Il portfolio di mete si è arricchito man mano, è partito con il continente africano, poi si è aggiunta l’Asia, “adesso stiamo sviluppando l’Europa balcanica”. I progetti per il prossimo anno virano a Nord, tra Scandinavia e Islanda e parte della Russia. “C’è la possibilità di innovare anche qui – afferma il manager -. La stessa Russia ha tanto da offrire. Si può fare molto al di là dei soliti circuiti classici, per esempio vivere assieme ai nomadi delle renne in Siberia”, esemplifica il manager per dare un’idea di quelle che sono le proposte, o meglio i viaggi-spedizione. “Li abbiamo sempre fatti, ma non abbiamo mai voluto presentarci in modo eclatante, ora siamo cresciuti ed abbiamo avuto l’esigenza di aprire una sede a Roma (che si aggiunge a quella di Torino, ndr) con uno staff di persone preparate”. Una mossa che permette un arricchimento della programmazione, offrendo  una gamma di itinerari più ampia e con concept diversi.

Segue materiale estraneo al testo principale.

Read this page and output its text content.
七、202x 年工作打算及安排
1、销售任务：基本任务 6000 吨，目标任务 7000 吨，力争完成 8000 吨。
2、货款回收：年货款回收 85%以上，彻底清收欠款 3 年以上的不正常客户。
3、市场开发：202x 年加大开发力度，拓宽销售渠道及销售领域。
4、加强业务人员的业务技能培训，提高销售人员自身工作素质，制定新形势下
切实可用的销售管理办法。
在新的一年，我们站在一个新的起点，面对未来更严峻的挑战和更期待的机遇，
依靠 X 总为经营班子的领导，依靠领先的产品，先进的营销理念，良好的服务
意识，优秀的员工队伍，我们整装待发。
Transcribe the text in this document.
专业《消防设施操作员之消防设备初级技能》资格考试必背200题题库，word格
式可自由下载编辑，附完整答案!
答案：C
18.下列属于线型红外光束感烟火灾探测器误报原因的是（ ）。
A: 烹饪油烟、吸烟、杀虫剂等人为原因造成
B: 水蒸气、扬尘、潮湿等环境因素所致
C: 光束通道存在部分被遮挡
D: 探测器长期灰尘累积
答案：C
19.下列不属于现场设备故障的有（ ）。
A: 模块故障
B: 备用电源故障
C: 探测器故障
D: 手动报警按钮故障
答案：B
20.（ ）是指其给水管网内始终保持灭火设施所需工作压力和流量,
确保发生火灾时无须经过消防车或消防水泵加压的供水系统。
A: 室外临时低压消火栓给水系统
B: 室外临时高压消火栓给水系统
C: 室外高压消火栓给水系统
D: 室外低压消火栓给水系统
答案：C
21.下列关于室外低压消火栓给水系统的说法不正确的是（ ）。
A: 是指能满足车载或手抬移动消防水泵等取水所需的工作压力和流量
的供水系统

Nello staff romano sono confluiti Daniela Di Berardino, Alessandro Tomassetti e Paola Fulli, provenienti da una nota realtà del tour operating italiano.

Il programma sulle adv
L’obiettivo adesso è rafforzare il rapporto con le agenzie di viaggio. “Vogliamo spingere il brand sul canale agenziale – conferma Daniela Di Berardino,  marketing e sales manager di Altreculture -. Che sono profilate e con requisiti ben precisi, tra cui il fatto di avere tra i loro clienti dei viaggiatori, con interessi personali. Per esempio abbiamo iscritti per un viaggio in Colombia di 19 giorni, con partenza garantita. Siamo caratterizzati dalla nicchie, ma abbiamo anche viaggi più tradizionali, come il Giappone in 9 giorni che tocca le città principali”.
A fine anno è previsto il catalogo, che sarà distribuito nelle adv e sarà online il nuovo sito.

Il Gruppo Atlante Viaggi
L’aspetto interessante è che Altreculture fa parte del Gruppo Atlante Viaggi Italia, il che gli permette di avere come supporto la forza contrattuale del gruppo a cui il marchio appartiene. Atlante Viaggi Italia si occupa di turismo su più fronti, il bt è il core business, la parte tour operating vede Altreculture e il brand iViaggidell’Atlante, nato nel ‘91, con sede a Chiasso, si occupa di soggiorni d’istruzione e viaggi di gruppo, e poi ci sono anche 5 agenzie di proprietà in Italia ed una in Svizzera.